Dad and I ate at the Elk Inn's restaurant for dinner. I am allowed one meal during every shift that I work this summer so I was anxious to see what my options would be. Turns out they are fairly limited, but the food wasn't bad. Our waitress, also a new employee, was from Minnesota and asked if we would like the fried Rocky Mountain oyster appetizer that was on special. Islanders who are not known to pass up seafood, Dad and I said yes, but regretted this decision as the oysters tasted horrendous. Each bite was chewy and bitter and had an odd burnt flavour to it. Obviously, being over 900 miles away from the nearest ocean, we didn't expect much, but these were just plain weird. Still, they didn't taste like they had gone bad and we were compelled to finish the ten between us because a) who wastes oysters? and b) we didn't want to be rude (although I'll admit the islander in me was going, How did you mess these up so egregiously?). When the waitress asked how they were my dad responded, "Were those actually oysters?" The girl look confused. "I think so," she said. "Did they not taste like oysters?"

"They were a little strange," I admitted.

"And they were flat," Dad said, "oysters are normally thicker."

The girl nodded. "I've never actually had oysters before so I wouldn't know."

"Are they supposed to be fresh?" I asked, genuinely curious as to whether there were salt water refineries in Colorado. I remembered a couple sitting behind us at the restaurant from the previous night (our first night in Colorado) eating oysters on the half-shell. Maybe Colorado was trying to reap the benefits of expensive seafood.

The girl said she found the concept of Rocky Mountain oysters strange, too, but assumed they came out of the ocean and were frozen.

Dad and I then headed over to a grocery store to pick up some things for breakfast. We ran into the Scooby-Doo Mystery Machine and by the time we headed back to the hotel it was snowing...again. The predication was a foot of snow by 4 a.m.

Before bed, I called my boyfriend again and told him about the rest of the day. I started to tell him about the Rocky Mountain oysters and he stopped me: "You didn't eat those, did you?"

"I know, I know," I said, knowing he's as much of a seafood snob as I am (basically meaning, if you're not within an hour of the ocean then you can't call it "fresh"), "we thought we'd give it a shot."

"Those aren't oysters."

"Not fresh oysters. They were probably frozen beforehand --"

"No. Those are not oysters."

"...what are they?"


After much "what? no they're not!" I looked it up on Google and found the horrendous truth: Rocky Mountain oysters are fried bull, goat, or cow testicles, depending on what's on hand.

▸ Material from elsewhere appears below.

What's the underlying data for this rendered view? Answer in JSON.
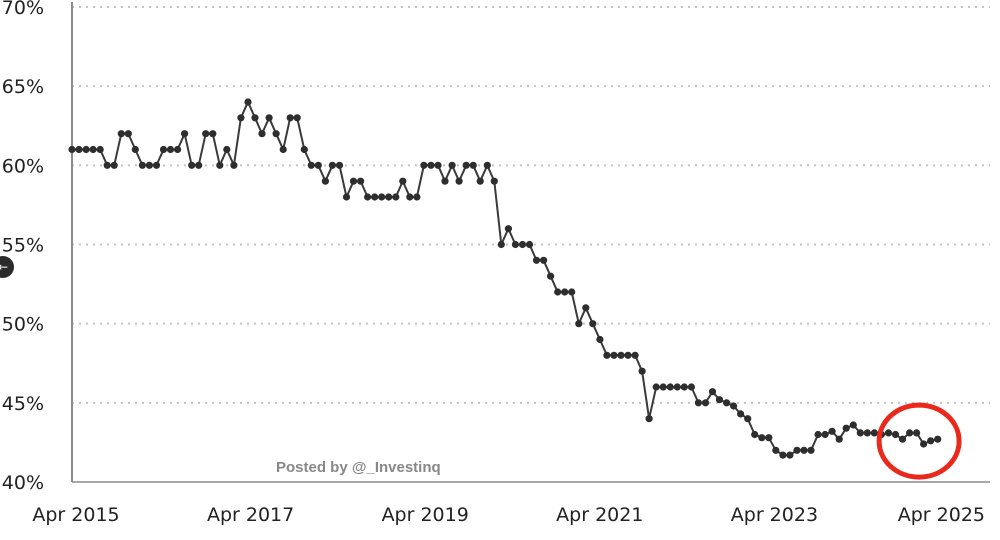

OH. MY. GOD. First, let's talk about how strange it is to eat something so disgusting, and be aware as you are eating it that it is disgusting, and yet you still eat it because you don't realize what it actually is (sort of like a placebo effect, but much more nauseating). Also, WHY were the testicles served with a traditional horseradish cocktail sauce? The kind you always see served with shrimp? That was clearly put there to fake out Colorado tourists and newbies into thinking that these are actual from-the-ocean, out-of-a-hard-shell, pearl-producing oysters.

So there you have it, ladies and gentlemen. My first day in Estes Park and I have learned that I will be living in a crack house, there's snow on the ground and I am still wearing flip flops, there are pigs in my hotel, and I have had more balls in my mouth than I ever preferred to. Do I hear the faint sounds of Blue Ridge banjo plucking?

Feeling super unsure and super cold outside of Estes.